Two SRA datasets representing Gulfo Dulce were downloaded and assembled via mspades at kbase. The assemblies were downloaded and gene-called using prodigal;
prodigal -i 533.fasta -o 533.gbk -a 533.faa -p meta
The resulting proteins were blastp-searched with the DHB DCM cassette proteins.
makeblastdb -in 533.faa -dbtype prot -out blastdb/533_db
mkdir 533_DCM_search
blastp -db blastdb/533_db -query DHB.faa \
-out 533_DCM_search/blast.out \
-outfmt 6 \
-evalue 0.001
See this project directory for all relevant scripts used.
SRR5839047 (Gulfo Dulce 165 meters) SRR3880533 (Gulfo Dulce 90 meters)
blastp.047 <- read.csv("047/047_DCM_search/blast.out",sep="\t",header = F)
blastp.047 <- blastp.047[order(-blastp.047$V3),]
datatable(blastp.047)
Maximum hit to DcmE is 33.75%, far beneath any threshold I look for.
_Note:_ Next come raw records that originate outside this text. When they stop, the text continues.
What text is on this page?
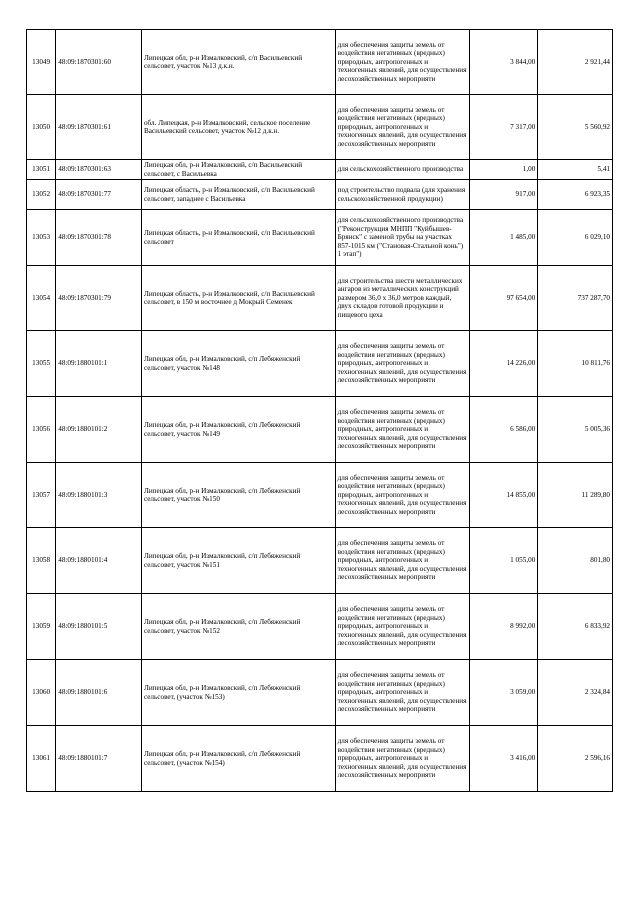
13049	48:09:1870301:60	Липецкая обл, р-н Измалковский, с/п Васильевский сельсовет, участок №13 д.к.н.	для обеспечения защиты земель от воздействия негативных (вредных) природных, антропогенных и техногенных явлений, для осуществления лесохозяйственных мероприяти	3 844,00	2 921,44
13050	48:09:1870301:61	обл. Липецкая, р-н Измалковский, сельское поселение Васильевский сельсовет, участок №12 д.к.н.	для обеспечения защиты земель от воздействия негативных (вредных) природных, антропогенных и техногенных явлений, для осуществления лесохозяйственных мероприяти	7 317,00	5 560,92
13051	48:09:1870301:63	Липецкая обл, р-н Измалковский, с/п Васильевский сельсовет, с Васильевка	для сельскохозяйственного производства	1,00	5,41
13052	48:09:1870301:77	Липецкая область, р-н Измалковский, с/п Васильевский сельсовет, западнее с Васильевка	под строительство подвала (для хранения сельскохозяйственной продукции)	917,00	6 923,35
13053	48:09:1870301:78	Липецкая область, р-н Измалковский, с/п Васильевский сельсовет	для сельскохозяйственного производства ("Реконструкция МНПП "Куйбышев-Брянск" с заменой трубы на участках 857-1015 км ("Становая-Стальной конь") 1 этап")	1 485,00	6 029,10
13054	48:09:1870301:79	Липецкая область, р-н Измалковский, с/п Васильевский сельсовет, в 150 м восточнее д Мокрый Семенек	для строительства шести металлических ангаров из металлических конструкций размером 36,0 х 36,0 метров каждый, двух складов готовой продукции и пищевого цеха	97 654,00	737 287,70
13055	48:09:1880101:1	Липецкая обл, р-н Измалковский, с/п Лебяженский сельсовет, участок №148	для обеспечения защиты земель от воздействия негативных (вредных) природных, антропогенных и техногенных явлений, для осуществления лесохозяйственных мероприяти	14 226,00	10 811,76
13056	48:09:1880101:2	Липецкая обл, р-н Измалковский, с/п Лебяженский сельсовет, участок №149	для обеспечения защиты земель от воздействия негативных (вредных) природных, антропогенных и техногенных явлений, для осуществления лесохозяйственных мероприяти	6 586,00	5 005,36
13057	48:09:1880101:3	Липецкая обл, р-н Измалковский, с/п Лебяженский сельсовет, участок №150	для обеспечения защиты земель от воздействия негативных (вредных) природных, антропогенных и техногенных явлений, для осуществления лесохозяйственных мероприяти	14 855,00	11 289,80
13058	48:09:1880101:4	Липецкая обл, р-н Измалковский, с/п Лебяженский сельсовет, участок №151	для обеспечения защиты земель от воздействия негативных (вредных) природных, антропогенных и техногенных явлений, для осуществления лесохозяйственных мероприяти	1 055,00	801,80
13059	48:09:1880101:5	Липецкая обл, р-н Измалковский, с/п Лебяженский сельсовет, участок №152	для обеспечения защиты земель от воздействия негативных (вредных) природных, антропогенных и техногенных явлений, для осуществления лесохозяйственных мероприяти	8 992,00	6 833,92
13060	48:09:1880101:6	Липецкая обл, р-н Измалковский, с/п Лебяженский сельсовет, (участок №153)	для обеспечения защиты земель от воздействия негативных (вредных) природных, антропогенных и техногенных явлений, для осуществления лесохозяйственных мероприяти	3 059,00	2 324,84
13061	48:09:1880101:7	Липецкая обл, р-н Измалковский, с/п Лебяженский сельсовет, (участок №154)	для обеспечения защиты земель от воздействия негативных (вредных) природных, антропогенных и техногенных явлений, для осуществления лесохозяйственных мероприяти	3 416,00	2 596,16
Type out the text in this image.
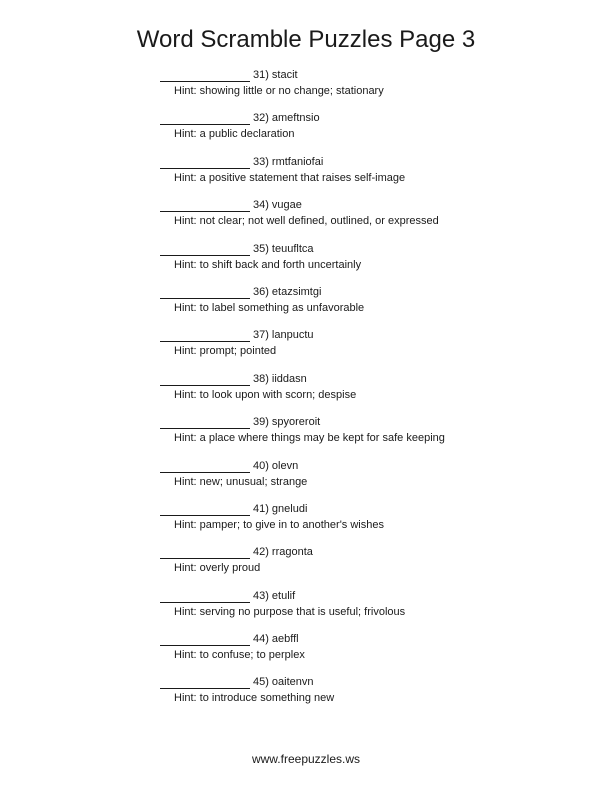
Word Scramble Puzzles Page 3
31) stacit
Hint: showing little or no change; stationary
32) ameftnsio
Hint: a public declaration
33) rmtfaniofai
Hint: a positive statement that raises self-image
34) vugae
Hint: not clear; not well defined, outlined, or expressed
35) teuufltca
Hint: to shift back and forth uncertainly
36) etazsimtgi
Hint: to label something as unfavorable
37) lanpuctu
Hint: prompt; pointed
38) iiddasn
Hint: to look upon with scorn; despise
39) spyoreroit
Hint: a place where things may be kept for safe keeping
40) olevn
Hint: new; unusual; strange
41) gneludi
Hint: pamper; to give in to another's wishes
42) rragonta
Hint: overly proud
43) etulif
Hint: serving no purpose that is useful; frivolous
44) aebffl
Hint: to confuse; to perplex
45) oaitenvn
Hint: to introduce something new
www.freepuzzles.ws
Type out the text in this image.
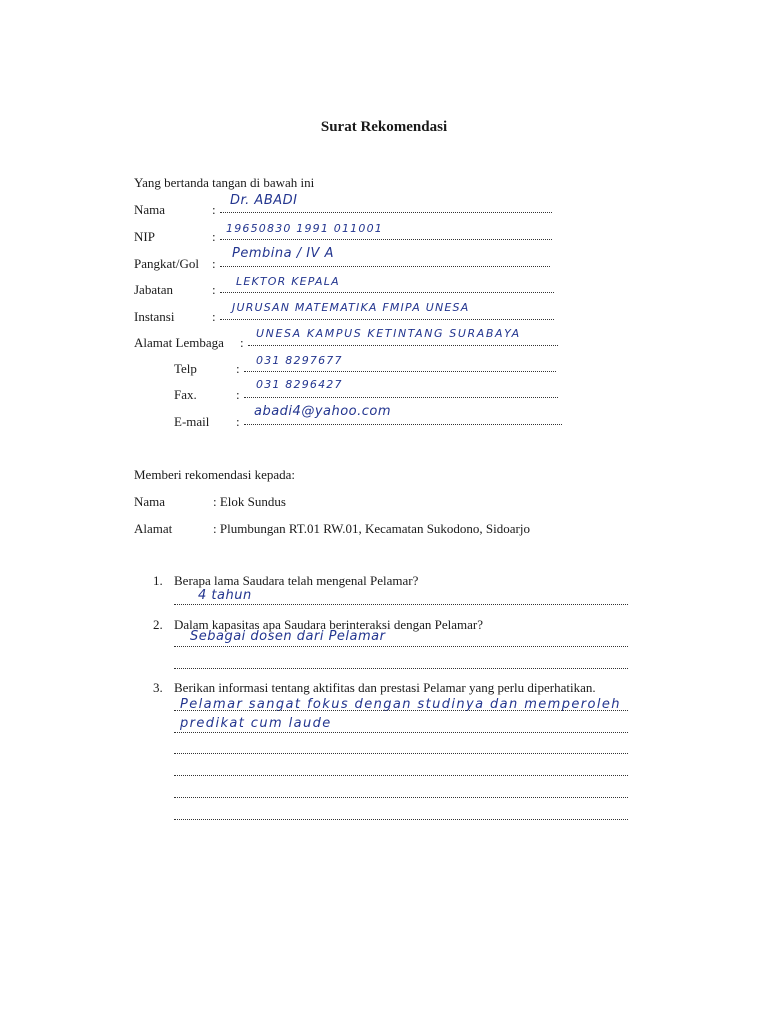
Surat Rekomendasi
Yang bertanda tangan di bawah ini
Nama	:
Dr. ABADI
NIP	:
19650830 1991 011001
Pangkat/Gol :
Pembina / IV A
Jabatan	:
LEKTOR KEPALA
Instansi	:
JURUSAN MATEMATIKA FMIPA UNESA
Alamat Lembaga :
UNESA KAMPUS KETINTANG SURABAYA
Telp	:
031 8297677
Fax.	:
031 8296427
E-mail :
abadi4@yahoo.com
Memberi rekomendasi kepada:
Nama	: Elok Sundus
Alamat	: Plumbungan RT.01 RW.01, Kecamatan Sukodono, Sidoarjo
1. Berapa lama Saudara telah mengenal Pelamar?
4 tahun
2. Dalam kapasitas apa Saudara berinteraksi dengan Pelamar?
Sebagai dosen dari Pelamar
3. Berikan informasi tentang aktifitas dan prestasi Pelamar yang perlu diperhatikan.
Pelamar sangat fokus dengan studinya dan memperoleh
predikat cum laude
The top hits were generally to DcmB (corrinoid), max 45% (not bad), and DcmH (DUF4445), which is not relevant at the max 42% identity. Aggressive examination in the blast file in excel confirmed no interesting synteny or identity.
blastp.533 <- read.csv("533/533_DCM_search/blast.out", sep = "\t", header =F)
blastp.533 <- blastp.533[order(-blastp.533$V4),]
datatable(blastp.047)
The highest hit to our core protein (2757325853) is ~25%, far below anything I am regarding as likely-homolog.